Bipartisan Seating at State of the Union?

This is a rush transcript from "Special Report," January 24, 2011. This copy may not be in its final form and may be updated.


BRET BAIER, HOST OF “SPECIAL REPORT”: This was the 39th year for March for Life. It started in 1974. They had about 20,000 people when it started. Now 100,000, 200,000, upwards of that come to Washington, D.C. to march for pro-life.

If you look at the polls.  The latest Fox News Opinion dynamics poll that is out, and you see the change that's happened in the past 10, 12, 13 years -- 50 percent now say they are pro-life, 42 percent pro-choice, and the flip back in 1997. What about his issue, the politics and the policy around it?  We're back with the panel. Chris?

CHRIS STIREWALT, FOX NEWS DIGITAL, POLITICS EDITOR: Well, look, this issue is on the floor because the Republicans are in control of the House. This is something they want to talk about. It's a Republican issue and something that is important to them.

But the numbers that you put up there are absolutely so revealing when you talk about the state of the American politics today. All of these issues, social issues generally go against the right.  Over time the arc bends away from social conservatism. On abortion, what we have seen because of the sonogram because of a generational change away from baby-boomer ethics and tying it to a woman's overall rights, you have seen tectonic shift in the way Americans look at the issue.  And what I wonder, and I think we all have to wonder, does this become an issue like gun control for the Democratic Party where it's just too hot to handle and you can't touch it, because if these numbers keep moving in this way, it won't pay off for the Democrats to be publicly identified pro-choice.

MARA LIASSON, NATIONAL POLITICAL CORRESPONDENT, NATIONAL PUBLIC RADIO: As long as Roe versus Wade stands. This is great as long as Roe versus Wade stands, as long as we have the status quo. But if it is overturned that is quite different from the gun control, where you have one party wishing they could expand gun control and can't. Here the law of the land is pro-choice.

STIREWALT: And changing around the edges.

LIASSON: And that's where the national consensus is. This question did not ask if you wanted Roe versus Wade overturned. It was just whether you were pro-choice or pro-life, which is quite different.

BAIER: The number of legal abortions, as you look at the graph increased through the 1970s, leveled off in the '80s. Fell off in the 90s.  Dipped a little bit now, Fred, as you take a look at the graph, Roe v. Wade 1973.

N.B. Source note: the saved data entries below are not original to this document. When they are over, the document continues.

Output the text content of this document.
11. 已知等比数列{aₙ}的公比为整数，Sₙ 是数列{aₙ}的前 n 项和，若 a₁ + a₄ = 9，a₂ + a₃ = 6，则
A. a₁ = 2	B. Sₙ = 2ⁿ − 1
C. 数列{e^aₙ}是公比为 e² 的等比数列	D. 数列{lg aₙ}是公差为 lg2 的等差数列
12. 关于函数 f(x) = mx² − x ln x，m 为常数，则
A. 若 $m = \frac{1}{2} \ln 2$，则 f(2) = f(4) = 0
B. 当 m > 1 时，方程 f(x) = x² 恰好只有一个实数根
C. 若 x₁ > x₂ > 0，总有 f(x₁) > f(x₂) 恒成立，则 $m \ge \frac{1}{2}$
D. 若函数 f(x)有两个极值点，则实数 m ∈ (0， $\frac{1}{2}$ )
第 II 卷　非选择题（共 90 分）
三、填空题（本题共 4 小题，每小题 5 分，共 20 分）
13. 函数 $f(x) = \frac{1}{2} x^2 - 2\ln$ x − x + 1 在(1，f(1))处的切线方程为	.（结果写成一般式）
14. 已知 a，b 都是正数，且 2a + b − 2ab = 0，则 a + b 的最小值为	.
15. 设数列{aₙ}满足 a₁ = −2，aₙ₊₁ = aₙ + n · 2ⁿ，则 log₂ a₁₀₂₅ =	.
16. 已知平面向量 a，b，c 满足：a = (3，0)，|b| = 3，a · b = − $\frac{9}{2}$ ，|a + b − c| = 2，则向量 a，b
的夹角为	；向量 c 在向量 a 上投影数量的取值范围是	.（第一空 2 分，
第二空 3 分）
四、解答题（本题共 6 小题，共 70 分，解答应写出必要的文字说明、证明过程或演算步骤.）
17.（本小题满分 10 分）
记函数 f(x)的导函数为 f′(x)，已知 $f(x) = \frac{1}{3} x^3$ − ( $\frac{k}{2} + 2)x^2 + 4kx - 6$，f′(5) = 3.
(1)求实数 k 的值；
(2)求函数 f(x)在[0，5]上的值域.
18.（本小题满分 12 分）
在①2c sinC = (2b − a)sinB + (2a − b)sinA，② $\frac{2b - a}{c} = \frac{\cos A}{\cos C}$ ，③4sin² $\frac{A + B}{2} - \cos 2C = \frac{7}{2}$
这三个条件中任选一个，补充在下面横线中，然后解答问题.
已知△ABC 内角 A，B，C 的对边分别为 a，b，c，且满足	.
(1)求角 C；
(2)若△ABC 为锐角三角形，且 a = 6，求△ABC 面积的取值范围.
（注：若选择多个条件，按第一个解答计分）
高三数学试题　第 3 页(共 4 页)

FRED BARNES, EXECUTIVE EDITOR, THE WEEKLY STANDARD: People don't want to overturn Roe v. Wade. They do want abortions to be made much more rare. They're not rare at all now. But polls have shown that strongly over a period of time. People don't want very many exceptions, only for the life of the mother. That’s really about it -- any case of rape or incest.

One thing that pro-lifer’s, the pro-life strategist figured out, and Chris touched on this, there is one way to build up anti-abortion congress.  You know what that is? Elect Republicans. Democrats in a number of states figured out ahead of Republicans that, you know, we want to keep abortion legal all we have to do is vote for Democrats because the parties are so almost perfectly split on this.

So you can figure, and I have not talked to all 87 of the new Republicans who have been elected, but you can bet that the vast, vast majority of them are pro-lifers, so there will be a large pro-life majority in the House. If Republicans win the Senate and White House I'll see more of this, at least around the edges, more of these restrictions passed and signed by the president -- signed by the president.

BAIER: Chris, there are legislative agenda items quickly that the majority in the House pledged to institute permanent government-wide prohibition on taxpayer funding for abortion.  There’s another bill to deny any funding for any service provided at a clinic where abortions are performed again federal funding. There's another anti-abortion bill in Senate defining life as the beginning of the moment of conception.

How far will these legislative efforts, do you think, will they go?

STIREWALT: Senator Paul's life begins at conception is probably more symbolic than likely to pass. But these things about defunding Planned Parenthood.  These things about  how the government spends its money that’s got a real chance to get going.

Again, you look at these numbers; people are as Mara said, generally in favor of abortion being legal and as Fred says, being rare. If you say we don't want to shut it down but we want to make it harder to get and restrict access, I think there’s going to be broad consensus with that in the Senate.

BAIER: Even with Democratic Senate and Democratic president?

LIASSON: Safe, legal and rare is the wash word for this.